Beyond CVE-2025-48595, Google’s June Android security patch fixes dozens of other critical and high-severity issues. The 2026‑06‑01 patch level includes multiple Framework and System fixes, addressing flaws that could also permit local privilege escalation Android scenarios or compromise key system services. The update also improves Google Play system components, reducing the risk that core services could be abused by malicious apps. The 2026‑06‑05 patch level folds in these fixes and adds patches for the Linux kernel and third‑party chipset components from Imagination Technologies, MediaTek, Qualcomm, and Unisoc. Several Qualcomm closed‑source component flaws, such as CVE-2025-47392 and CVE-2026-25276, receive critical fixes to prevent deeper hardware‑level exploitation. This breadth of coverage underlines how many attack surfaces a modern Android device exposes, especially when running older or unpatched firmware.

Google’s June Security Patch Fixes 124 Android Flaws and One Active Zero-Day

Who Is at Risk and Why Immediate Updates Matter

Any user with a device running Android 14, 15, or 16 is potentially exposed to CVE-2025-48595 until the June Android security patch is installed. Because the flaw enables zero-day vulnerability exploitation without user interaction, targets can be compromised as soon as a malicious app runs on the device. Google has already seen indicators of “limited, targeted exploitation,” and the U.S. Cybersecurity and Infrastructure Security Agency has added this CVE to its Known Exploited Vulnerabilities catalog with a short remediation deadline for federal agencies. While details about attackers and victims remain undisclosed, similar Framework flaws have been used by commercial spyware vendors to spy on high‑profile individuals. Installing the latest Android security patch significantly reduces the chance that a hostile app can perform silent privilege escalation Android attacks to access messages, photos, or other private data.

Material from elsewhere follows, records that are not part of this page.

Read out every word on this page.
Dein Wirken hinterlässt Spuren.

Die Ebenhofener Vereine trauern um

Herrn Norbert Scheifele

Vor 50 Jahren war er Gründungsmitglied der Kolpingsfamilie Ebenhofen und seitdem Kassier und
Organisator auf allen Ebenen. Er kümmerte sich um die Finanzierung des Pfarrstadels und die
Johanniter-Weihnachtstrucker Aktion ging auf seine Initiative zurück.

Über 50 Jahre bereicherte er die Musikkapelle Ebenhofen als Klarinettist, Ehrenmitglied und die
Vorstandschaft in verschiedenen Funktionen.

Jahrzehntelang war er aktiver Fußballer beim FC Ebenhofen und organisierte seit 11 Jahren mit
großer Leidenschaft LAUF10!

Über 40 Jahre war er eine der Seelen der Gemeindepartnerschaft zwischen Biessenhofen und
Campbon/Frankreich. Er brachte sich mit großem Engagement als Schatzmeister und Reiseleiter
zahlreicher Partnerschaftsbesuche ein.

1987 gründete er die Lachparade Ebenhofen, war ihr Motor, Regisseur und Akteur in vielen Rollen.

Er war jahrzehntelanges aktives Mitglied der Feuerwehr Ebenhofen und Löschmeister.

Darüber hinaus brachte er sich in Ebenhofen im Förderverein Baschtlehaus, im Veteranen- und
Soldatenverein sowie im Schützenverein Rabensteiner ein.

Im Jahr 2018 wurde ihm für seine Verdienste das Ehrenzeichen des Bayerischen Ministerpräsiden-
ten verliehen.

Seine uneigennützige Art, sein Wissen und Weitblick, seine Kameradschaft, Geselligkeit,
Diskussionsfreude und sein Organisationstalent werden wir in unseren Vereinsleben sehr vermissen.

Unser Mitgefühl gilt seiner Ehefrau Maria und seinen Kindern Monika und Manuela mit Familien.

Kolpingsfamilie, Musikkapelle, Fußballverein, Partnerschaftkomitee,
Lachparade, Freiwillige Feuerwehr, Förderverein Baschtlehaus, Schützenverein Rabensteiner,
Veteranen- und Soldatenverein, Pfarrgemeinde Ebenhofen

How to Check Your Patch Level and Stay Protected

To protect against CVE-2025-48595 and the other 123 vulnerabilities, users should install the June Android security patch as soon as it appears on their device. On most phones, you can check your current security patch level under Settings → About phone → Android version; look for a security patch date of 2026‑06‑01 or, ideally, 2026‑06‑05. Devices on 2026‑06‑05 have the most complete set of fixes, including kernel and chipset security updates. If your device has not yet received the update, ensure automatic updates are enabled and avoid sideloading apps or installing software from unknown stores, as attackers are likely to use malicious apps to exploit CVE-2025-48595. Enterprise and high‑risk users should also enforce update policies and monitor vendor security bulletins to confirm when their specific device models and chipsets receive the full Android security patch rollout.